Posté par francesca7 le 22 mars 2016

 

De Voltaire à Guitry, qu’il vente ou qu’il tonne, le Français méprise la pesanteur. Acceptable ou insoutenable désinvolture ?

La légèreté : qualité ou défaut ? Mon dictionnaire évoque une danseuse, une biche, un papillon, la flèche d’une cathédrale, le vin de Champagne… C’est donc une qualité.
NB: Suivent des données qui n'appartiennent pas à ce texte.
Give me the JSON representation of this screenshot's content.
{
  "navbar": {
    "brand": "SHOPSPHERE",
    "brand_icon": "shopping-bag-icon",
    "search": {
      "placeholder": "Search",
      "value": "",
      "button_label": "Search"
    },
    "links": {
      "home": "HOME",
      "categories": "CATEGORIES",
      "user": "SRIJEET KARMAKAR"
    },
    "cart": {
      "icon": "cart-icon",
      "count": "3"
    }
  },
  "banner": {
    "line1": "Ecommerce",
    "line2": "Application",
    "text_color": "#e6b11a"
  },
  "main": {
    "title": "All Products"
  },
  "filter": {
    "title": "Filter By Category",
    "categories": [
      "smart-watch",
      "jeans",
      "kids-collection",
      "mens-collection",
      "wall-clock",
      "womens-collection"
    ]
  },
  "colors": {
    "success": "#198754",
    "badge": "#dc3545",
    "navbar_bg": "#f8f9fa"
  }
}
Ne loue-t-on pas la monte légère du cavalier, le toucher léger du pianiste, la main légère du dessinateur, la phrase légère de l’écrivain ? A-t-on jamais entendu en revanche glorifier la lourdeur d’un style ou l’épaisseur d’un esprit ? Vive la légèreté !

plumes

Hélas, quand le mot s’applique au comportement, ce n’est plus la même chanson. Le Grand Robert propose alors cette définition : « Caractère d’une personne qui manque de consistance, de profondeur dans ses jugements, de constance dans ses opinions, qui agit de manière peu réfléchie, inconsidérée ; (spécialt) caractère d’une personne qui ne prend rien au sérieux, tourne toute chose en plaisanterie. » Sont proposés comme synonymes : «désinvolture, frivolité, futilité, inconscience, insouciance, enfantillage, imprudence, inconstance, instabilité, irréflexion». A l’appui de cette peu flatteuse appréciation, quelques expressions et citations dénonçant « la légèreté proverbiale des Français ».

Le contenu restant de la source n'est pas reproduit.